At the end of the interview, Li Xiang also gave some suggestions to developers who want to contact and learn cloud native technologies: currently, the development of cloud native abroad mainly focuses on resource infrastructure management, application infrastructure (such as service grid, observability, etc.), and application operation and maintenance and delivery technologies. The domestic cloud native focus is currently focused on infrastructure management, but is rapidly moving up to the level of developer-oriented applications. For young developers, CNCF official communities, blogs, etc., are a good way to get into cloud native technology.

The guest is introduced

Xiang Li holds a bachelor’s degree from Zhejiang University and a master’s degree from Carnegie Mellon University. He is one of the founders of CoreOS and is involved in the creation of open source projects such as ETCD, Operator Framework and RKT. In the open source community, Li Xiang is known to developers as the author of ETCD. The project currently has over 400 contributors, 14,000 submissions, and over 150 releases, and is well received by developers. In January 2019, it became the first Chinese TOC of CNCF.

After joining Ali Cloud, Li Xiang was mainly responsible for Alibaba’s large-scale cluster scheduling and management system, helped Alibaba initially complete the transformation of infrastructure through cloud native technology, realized the significant improvement of resource utilization rate and software development and deployment efficiency, and synchronously supported the technical evolution of cloud products.

Course recommended

In order for more developers to enjoy the dividends brought by Serverless, this time, we gathered 10+ Technical experts in the field of Serverless from Alibaba to create the most suitable Serverless open course for developers to learn and use immediately.
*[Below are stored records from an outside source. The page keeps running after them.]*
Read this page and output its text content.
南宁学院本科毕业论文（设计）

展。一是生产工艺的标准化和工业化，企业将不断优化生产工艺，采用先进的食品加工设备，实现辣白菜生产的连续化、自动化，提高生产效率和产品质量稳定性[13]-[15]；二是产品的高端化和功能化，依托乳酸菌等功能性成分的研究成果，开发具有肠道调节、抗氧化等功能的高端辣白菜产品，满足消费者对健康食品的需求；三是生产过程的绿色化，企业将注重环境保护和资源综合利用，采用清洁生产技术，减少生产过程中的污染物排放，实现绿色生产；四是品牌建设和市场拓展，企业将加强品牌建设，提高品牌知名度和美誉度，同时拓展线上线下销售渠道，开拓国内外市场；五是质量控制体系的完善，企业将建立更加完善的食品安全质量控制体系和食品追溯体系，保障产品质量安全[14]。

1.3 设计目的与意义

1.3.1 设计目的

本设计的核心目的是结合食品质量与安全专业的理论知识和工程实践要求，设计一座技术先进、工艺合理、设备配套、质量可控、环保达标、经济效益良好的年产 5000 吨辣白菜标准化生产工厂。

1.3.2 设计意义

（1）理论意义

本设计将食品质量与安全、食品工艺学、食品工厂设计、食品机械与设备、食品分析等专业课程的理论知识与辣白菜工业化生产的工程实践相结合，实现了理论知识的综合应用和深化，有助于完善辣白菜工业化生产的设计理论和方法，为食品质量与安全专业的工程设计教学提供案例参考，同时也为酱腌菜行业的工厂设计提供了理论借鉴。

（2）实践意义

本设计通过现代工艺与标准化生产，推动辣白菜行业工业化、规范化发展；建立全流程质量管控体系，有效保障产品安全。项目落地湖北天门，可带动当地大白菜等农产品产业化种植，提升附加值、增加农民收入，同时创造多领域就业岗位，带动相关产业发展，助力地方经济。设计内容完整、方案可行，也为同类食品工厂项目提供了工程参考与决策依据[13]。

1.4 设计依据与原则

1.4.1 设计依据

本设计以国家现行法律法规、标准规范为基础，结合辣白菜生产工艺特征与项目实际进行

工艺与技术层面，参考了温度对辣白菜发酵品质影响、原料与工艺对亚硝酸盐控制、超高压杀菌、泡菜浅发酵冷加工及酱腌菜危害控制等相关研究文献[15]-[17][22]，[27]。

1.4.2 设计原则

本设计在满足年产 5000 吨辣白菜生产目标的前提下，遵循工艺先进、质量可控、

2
Easily embrace the new paradigm of cloud computing – Serverless.

Click to free courses: developer.aliyun.com/learning/ro…

“Alibaba Cloud originator focuses on micro-service, Serverless, container, Service Mesh and other technical fields, focuses on the trend of cloud native popular technology, large-scale implementation of cloud native practice, and becomes the public account that most understands cloud native developers.”